Freeze-dried berry powders can serve as effective stabilizers in ice cream and other frozen dairy desserts containing cream and whole or skim milk powder, according to a study by U.S. Department of Agriculture food technologists.
What is freeze-drying? Freeze-drying is a multi-step process. In the simplest terms, it involves removing water from a frozen product through sublimation of ice, i.e. the transition of ice into a state of water vapor bypassing the liquid state. This is possible by freezing the product inside the chamber of the freeze-dryer while lowering the pressure in the chamber.
The experiments conducted by the team of researchers used 3.5% powders made from berries. Their addition resulted in slowing or avoiding the melting of frozen desserts.
Strawberry powder proved to be the best additive, followed by raspberry powder, which completely prevented melting of the ice cream, which maintained its shape even after it reached room temperature.

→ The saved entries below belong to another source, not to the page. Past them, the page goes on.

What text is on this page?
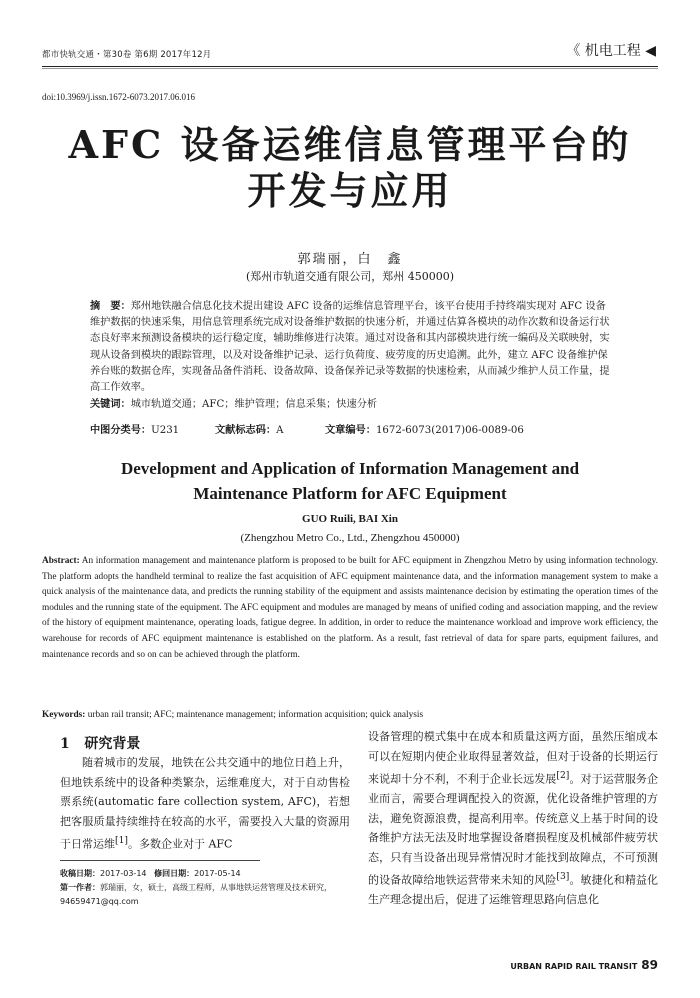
都市快轨交通・第30卷 第6期 2017年12月	《 机电工程 ◀
doi:10.3969/j.issn.1672-6073.2017.06.016
AFC 设备运维信息管理平台的
开发与应用
郭瑞丽，白　鑫
(郑州市轨道交通有限公司，郑州 450000)
摘　要：郑州地铁融合信息化技术提出建设 AFC 设备的运维信息管理平台，该平台使用手持终端实现对 AFC 设备维护数据的快速采集，用信息管理系统完成对设备维护数据的快速分析，并通过估算各模块的动作次数和设备运行状态良好率来预测设备模块的运行稳定度，辅助维修进行决策。通过对设备和其内部模块进行统一编码及关联映射，实现从设备到模块的跟踪管理，以及对设备维护记录、运行负荷度、疲劳度的历史追溯。此外，建立 AFC 设备维护保养台账的数据仓库，实现备品备件消耗、设备故障、设备保养记录等数据的快速检索，从而减少维护人员工作量，提高工作效率。
关键词：城市轨道交通；AFC；维护管理；信息采集；快速分析
中图分类号：U231	文献标志码：A	文章编号：1672-6073(2017)06-0089-06
Development and Application of Information Management and
Maintenance Platform for AFC Equipment
GUO Ruili, BAI Xin
(Zhengzhou Metro Co., Ltd., Zhengzhou 450000)
Abstract: An information management and maintenance platform is proposed to be built for AFC equipment in Zhengzhou Metro by using information technology. The platform adopts the handheld terminal to realize the fast acquisition of AFC equipment maintenance data, and the information management system to make a quick analysis of the maintenance data, and predicts the running stability of the equipment and assists maintenance decision by estimating the operation times of the modules and the running state of the equipment. The AFC equipment and modules are managed by means of unified coding and association mapping, and the review of the history of equipment maintenance, operating loads, fatigue degree. In addition, in order to reduce the maintenance workload and improve work efficiency, the warehouse for records of AFC equipment maintenance is established on the platform. As a result, fast retrieval of data for spare parts, equipment failures, and maintenance records and so on can be achieved through the platform.
Keywords: urban rail transit; AFC; maintenance management; information acquisition; quick analysis
1 研究背景
随着城市的发展，地铁在公共交通中的地位日趋上升，但地铁系统中的设备种类繁杂，运维难度大，对于自动售检票系统(automatic fare collection system, AFC)，若想把客服质量持续维持在较高的水平，需要投入大量的资源用于日常运维[1]。多数企业对于 AFC
收稿日期：2017-03-14 修回日期：2017-05-14
第一作者：郭瑞丽，女，硕士，高级工程师，从事地铁运营管理及技术研究，94659471@qq.com
设备管理的模式集中在成本和质量这两方面，虽然压缩成本可以在短期内使企业取得显著效益，但对于设备的长期运行来说却十分不利，不利于企业长远发展[2]。对于运营服务企业而言，需要合理调配投入的资源，优化设备维护管理的方法，避免资源浪费，提高利用率。传统意义上基于时间的设备维护方法无法及时地掌握设备磨损程度及机械部件疲劳状态，只有当设备出现异常情况时才能找到故障点，不可预测的设备故障给地铁运营带来未知的风险[3]。敏捷化和精益化生产理念提出后，促进了运维管理思路向信息化
URBAN RAPID RAIL TRANSIT 89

Freeze-dried berry powder improves stability and texture by absorbing moisture from the premix base. This is likely due to the fibers in the fruit that become fully hydrated causing an increase in dessert viscosity and resistance to melting.
Food stabilizers, in addition to slowing or avoiding the melting of frozen desserts, increase the sense of creaminess, prevent ice crystals from forming, whey from sticking, and ice cream from shrinking during freezing.
In the food industry, the most commonly used stabilizers include: E401 (sodium alginate), E407 (carrageenan), E412 (guar gum), E415 (xanthan gum). The names of these stabilizers are negatively associated with consumers by their “artificial” and chemical sounding names, some of them may cause allergies, increase allergic reactions to other products and contribute to digestive disorders.
Freeze-dried berry powders, in addition to serving as stabilizers, increase their nutritional value as they are an additional source of vitamins and antioxidants. Freeze-dried berries can therefore be used to produce ice cream with increased nutritional value, which has in its composition only ingredients of natural origin.